Она лелеяла смутную надежду, что они все вместе уедут жить в Аскону, хотя понятия не имела, когда и как это произойдет. Порой идея начинала казаться смехотворной и невозможной, однако время от времени Фрида давала волю фантазии и вновь начинала надеяться.
– Да! – обрадовался Монти. – А можно мне кусочек пирога?
В кафе, полном народу, стоял пьянящий запах сигар и русских папирос, на столах виднелись липкие следы пролитого накануне шнапса. В углу, как всегда, буйствовали анархисты, а у барной стойки поэты читали друг другу только что написанные стихи. Отто выскочил из бильярдной, окликнул Фриду и щелкнул пальцами, подзывая официанта.
– Кофе. И что-нибудь мальчику… Яблочный штрудель!
– Это Монти, старший из моих детей, – сказала она.
– Здравствуй, Монти! Ты такой большой, а как похож на свою красавицу мать! – Отто взъерошил мальчику волосы. – Хотел бы участвовать в революции? А жить в раю? Похоже, ты чрезвычайно одаренный мальчик, Монти. Но домашнее хозяйство, патриархат и отцы способны уничтожить любого гения. Сыновья должны подняться и восстать. Необходимо искоренить отцов во всех обличьях. Ты готов бороться?
Он хлопнул Монти по плечу.
– Не обращай внимания, любовь моя. Мой новый друг очень возбудим. Давайте сядем у окна.
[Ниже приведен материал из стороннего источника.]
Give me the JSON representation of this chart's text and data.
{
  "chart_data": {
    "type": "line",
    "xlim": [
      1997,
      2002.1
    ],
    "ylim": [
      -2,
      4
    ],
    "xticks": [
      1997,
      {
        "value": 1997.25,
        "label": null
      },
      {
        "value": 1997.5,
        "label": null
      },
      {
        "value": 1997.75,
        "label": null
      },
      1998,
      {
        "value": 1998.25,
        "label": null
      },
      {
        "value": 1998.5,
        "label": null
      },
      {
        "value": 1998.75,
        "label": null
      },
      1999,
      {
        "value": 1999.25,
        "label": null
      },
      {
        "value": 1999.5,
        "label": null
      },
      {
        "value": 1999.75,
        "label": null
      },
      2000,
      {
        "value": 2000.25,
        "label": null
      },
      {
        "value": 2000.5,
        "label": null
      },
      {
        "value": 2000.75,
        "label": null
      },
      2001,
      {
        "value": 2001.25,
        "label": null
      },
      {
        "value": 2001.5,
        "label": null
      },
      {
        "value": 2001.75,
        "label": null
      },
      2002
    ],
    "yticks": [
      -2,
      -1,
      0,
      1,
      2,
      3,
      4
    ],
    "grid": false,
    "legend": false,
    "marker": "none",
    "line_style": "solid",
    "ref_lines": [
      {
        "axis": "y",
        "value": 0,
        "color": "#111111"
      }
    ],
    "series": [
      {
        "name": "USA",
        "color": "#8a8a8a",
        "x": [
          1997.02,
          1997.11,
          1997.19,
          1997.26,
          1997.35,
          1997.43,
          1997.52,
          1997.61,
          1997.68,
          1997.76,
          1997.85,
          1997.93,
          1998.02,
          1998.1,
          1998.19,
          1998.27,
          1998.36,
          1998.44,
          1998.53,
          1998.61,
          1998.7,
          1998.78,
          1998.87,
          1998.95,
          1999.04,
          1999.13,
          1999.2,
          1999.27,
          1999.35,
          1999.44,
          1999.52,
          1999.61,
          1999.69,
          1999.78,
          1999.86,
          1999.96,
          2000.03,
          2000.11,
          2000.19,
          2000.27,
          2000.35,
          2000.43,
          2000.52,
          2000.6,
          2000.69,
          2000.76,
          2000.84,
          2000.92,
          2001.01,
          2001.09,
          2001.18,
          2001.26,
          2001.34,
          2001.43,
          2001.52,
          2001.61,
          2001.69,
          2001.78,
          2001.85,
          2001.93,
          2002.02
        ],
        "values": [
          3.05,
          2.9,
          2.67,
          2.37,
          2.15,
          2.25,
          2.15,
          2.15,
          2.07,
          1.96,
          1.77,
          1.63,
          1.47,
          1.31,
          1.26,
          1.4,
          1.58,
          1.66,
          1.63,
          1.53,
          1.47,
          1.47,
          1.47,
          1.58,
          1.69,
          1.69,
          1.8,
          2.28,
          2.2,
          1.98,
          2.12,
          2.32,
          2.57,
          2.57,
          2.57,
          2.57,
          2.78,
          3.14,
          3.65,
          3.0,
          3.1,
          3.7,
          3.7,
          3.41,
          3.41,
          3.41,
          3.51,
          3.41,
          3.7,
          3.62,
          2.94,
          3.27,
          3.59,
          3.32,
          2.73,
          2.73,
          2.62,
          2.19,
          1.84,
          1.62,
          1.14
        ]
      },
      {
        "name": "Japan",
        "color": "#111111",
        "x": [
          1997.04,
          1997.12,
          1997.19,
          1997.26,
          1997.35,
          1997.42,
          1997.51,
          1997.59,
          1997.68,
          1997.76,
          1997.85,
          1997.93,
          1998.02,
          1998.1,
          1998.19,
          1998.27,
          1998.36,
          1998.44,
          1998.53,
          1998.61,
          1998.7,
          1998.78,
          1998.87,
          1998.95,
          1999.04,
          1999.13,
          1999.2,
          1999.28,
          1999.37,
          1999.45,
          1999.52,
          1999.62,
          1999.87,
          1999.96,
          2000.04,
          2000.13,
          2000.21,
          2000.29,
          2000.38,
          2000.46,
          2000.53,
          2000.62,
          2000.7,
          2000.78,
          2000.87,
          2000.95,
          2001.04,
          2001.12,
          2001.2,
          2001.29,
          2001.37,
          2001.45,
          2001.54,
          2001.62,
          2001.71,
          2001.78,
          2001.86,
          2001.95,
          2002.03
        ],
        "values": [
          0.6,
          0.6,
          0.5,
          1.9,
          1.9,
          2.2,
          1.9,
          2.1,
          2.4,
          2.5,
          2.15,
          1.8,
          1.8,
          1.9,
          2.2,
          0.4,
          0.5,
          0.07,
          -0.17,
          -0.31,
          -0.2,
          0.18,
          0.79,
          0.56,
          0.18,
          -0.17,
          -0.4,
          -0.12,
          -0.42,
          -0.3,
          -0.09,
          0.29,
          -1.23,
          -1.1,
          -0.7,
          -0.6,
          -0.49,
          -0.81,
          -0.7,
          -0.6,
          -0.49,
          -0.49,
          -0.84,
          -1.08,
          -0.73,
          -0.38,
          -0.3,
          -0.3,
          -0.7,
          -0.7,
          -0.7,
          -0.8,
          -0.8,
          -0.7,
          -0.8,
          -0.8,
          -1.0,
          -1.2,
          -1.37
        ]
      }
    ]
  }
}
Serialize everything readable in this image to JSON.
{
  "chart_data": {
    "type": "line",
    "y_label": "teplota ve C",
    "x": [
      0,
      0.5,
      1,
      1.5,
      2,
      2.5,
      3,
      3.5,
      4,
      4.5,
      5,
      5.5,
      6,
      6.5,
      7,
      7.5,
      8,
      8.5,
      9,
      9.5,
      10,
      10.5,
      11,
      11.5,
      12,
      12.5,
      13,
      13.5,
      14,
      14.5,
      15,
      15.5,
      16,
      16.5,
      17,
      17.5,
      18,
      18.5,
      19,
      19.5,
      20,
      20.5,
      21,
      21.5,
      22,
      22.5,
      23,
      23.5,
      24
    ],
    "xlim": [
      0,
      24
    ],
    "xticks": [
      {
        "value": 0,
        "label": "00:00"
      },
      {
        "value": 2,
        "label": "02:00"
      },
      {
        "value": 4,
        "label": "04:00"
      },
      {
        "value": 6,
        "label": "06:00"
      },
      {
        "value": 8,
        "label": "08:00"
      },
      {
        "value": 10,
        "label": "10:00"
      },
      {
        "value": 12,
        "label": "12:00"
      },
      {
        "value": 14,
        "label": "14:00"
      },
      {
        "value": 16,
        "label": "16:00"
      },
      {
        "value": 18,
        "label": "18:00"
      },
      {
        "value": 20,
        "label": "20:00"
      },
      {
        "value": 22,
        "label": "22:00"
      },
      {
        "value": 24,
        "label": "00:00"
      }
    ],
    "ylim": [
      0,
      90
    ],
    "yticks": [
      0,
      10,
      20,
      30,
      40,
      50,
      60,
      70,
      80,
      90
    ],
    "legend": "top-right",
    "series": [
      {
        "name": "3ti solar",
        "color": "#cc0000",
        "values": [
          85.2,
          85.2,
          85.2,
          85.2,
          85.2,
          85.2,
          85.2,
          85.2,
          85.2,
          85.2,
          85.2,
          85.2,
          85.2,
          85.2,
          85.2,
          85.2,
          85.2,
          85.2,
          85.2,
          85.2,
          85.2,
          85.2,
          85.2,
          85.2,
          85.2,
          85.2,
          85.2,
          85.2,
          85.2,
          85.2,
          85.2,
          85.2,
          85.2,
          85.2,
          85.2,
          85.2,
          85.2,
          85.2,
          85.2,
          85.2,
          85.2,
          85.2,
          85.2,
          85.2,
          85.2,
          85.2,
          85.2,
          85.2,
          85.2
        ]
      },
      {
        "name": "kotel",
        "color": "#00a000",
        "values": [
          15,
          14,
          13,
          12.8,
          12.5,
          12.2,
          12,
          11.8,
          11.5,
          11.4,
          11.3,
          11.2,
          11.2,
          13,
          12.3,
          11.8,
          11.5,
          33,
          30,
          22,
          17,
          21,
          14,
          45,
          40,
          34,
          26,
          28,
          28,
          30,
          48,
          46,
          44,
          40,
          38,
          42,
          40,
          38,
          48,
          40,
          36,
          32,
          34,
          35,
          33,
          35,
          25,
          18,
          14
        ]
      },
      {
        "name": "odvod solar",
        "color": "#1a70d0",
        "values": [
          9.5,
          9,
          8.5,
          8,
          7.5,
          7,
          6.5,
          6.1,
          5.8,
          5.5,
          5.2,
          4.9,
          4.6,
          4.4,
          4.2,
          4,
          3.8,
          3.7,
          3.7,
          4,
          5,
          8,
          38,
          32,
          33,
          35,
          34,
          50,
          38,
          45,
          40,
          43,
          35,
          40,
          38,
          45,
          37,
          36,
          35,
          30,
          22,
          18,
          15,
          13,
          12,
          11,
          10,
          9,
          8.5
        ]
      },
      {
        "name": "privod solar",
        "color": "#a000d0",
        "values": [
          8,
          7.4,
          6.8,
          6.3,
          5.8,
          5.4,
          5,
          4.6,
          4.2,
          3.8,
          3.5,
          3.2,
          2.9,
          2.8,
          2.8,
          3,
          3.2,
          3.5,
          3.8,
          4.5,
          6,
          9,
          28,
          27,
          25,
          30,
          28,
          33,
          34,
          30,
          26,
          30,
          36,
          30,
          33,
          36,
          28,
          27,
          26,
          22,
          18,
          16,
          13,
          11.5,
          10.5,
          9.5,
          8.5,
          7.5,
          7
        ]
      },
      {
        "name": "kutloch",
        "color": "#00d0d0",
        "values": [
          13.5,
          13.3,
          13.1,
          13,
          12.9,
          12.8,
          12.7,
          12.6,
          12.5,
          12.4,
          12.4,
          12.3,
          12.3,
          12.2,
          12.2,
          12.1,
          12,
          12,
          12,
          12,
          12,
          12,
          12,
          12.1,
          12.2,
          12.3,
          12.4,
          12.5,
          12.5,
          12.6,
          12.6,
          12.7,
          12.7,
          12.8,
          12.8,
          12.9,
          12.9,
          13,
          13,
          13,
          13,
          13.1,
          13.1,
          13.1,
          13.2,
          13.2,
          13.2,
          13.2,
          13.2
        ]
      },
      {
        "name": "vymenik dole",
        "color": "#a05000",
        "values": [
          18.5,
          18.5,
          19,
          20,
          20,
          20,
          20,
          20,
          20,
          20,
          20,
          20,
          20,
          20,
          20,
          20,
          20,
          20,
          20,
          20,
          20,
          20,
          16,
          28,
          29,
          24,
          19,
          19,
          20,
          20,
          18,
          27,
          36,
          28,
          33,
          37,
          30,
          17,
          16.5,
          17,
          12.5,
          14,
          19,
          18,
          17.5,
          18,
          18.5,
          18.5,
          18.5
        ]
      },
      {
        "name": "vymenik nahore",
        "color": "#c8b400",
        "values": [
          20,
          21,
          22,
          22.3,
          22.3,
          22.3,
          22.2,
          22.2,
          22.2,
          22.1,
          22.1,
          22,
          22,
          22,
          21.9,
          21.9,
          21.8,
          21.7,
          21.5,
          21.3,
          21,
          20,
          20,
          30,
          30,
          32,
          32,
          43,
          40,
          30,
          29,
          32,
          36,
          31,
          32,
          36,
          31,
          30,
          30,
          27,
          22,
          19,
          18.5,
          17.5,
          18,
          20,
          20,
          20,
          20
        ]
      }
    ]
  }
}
Отто сел с ними за стол. Он беспокойно притопывал ногами, окликал друзей и приятелей. Фриде нестерпимо хотелось обнять его за шею, сказать, что чувствует, как меняется ее жизнь, но не знает, что теперь делать, как быть с сестрой. Она посмотрела на Монти, налившего огромную лужу сливок в тарелку с яблочным штруделем, и ее чувства вернулись к сыну. «Я как стрелка компаса, – подумала она, – прыгаю от одного человека, которого люблю, к другому». Когда Монти пошел посмотреть на шахматистов, Отто наклонился к ней и прошептал:
– Меня пригласили выступить на конференции в Амстердаме. Сможешь туда приехать? В сентябре?
Фрида кивнула, уже зная, что найдет способ.
– И мы вместе распланируем нашу дальнейшую жизнь. Без тебя у меня нет будущего. Мой гений полностью зависит от тебя, возлюбленная моя. Мне очень понравился твой сын. Возьми его с собой, привези всех своих детей.
– А ребенок, которого родит тебе моя сестра? – спросила она спокойным и ровным тоном.
– Он будет расти вместе с нашим ребенком. Все они могут расти в Асконе. В Асконе хватит любви на всех.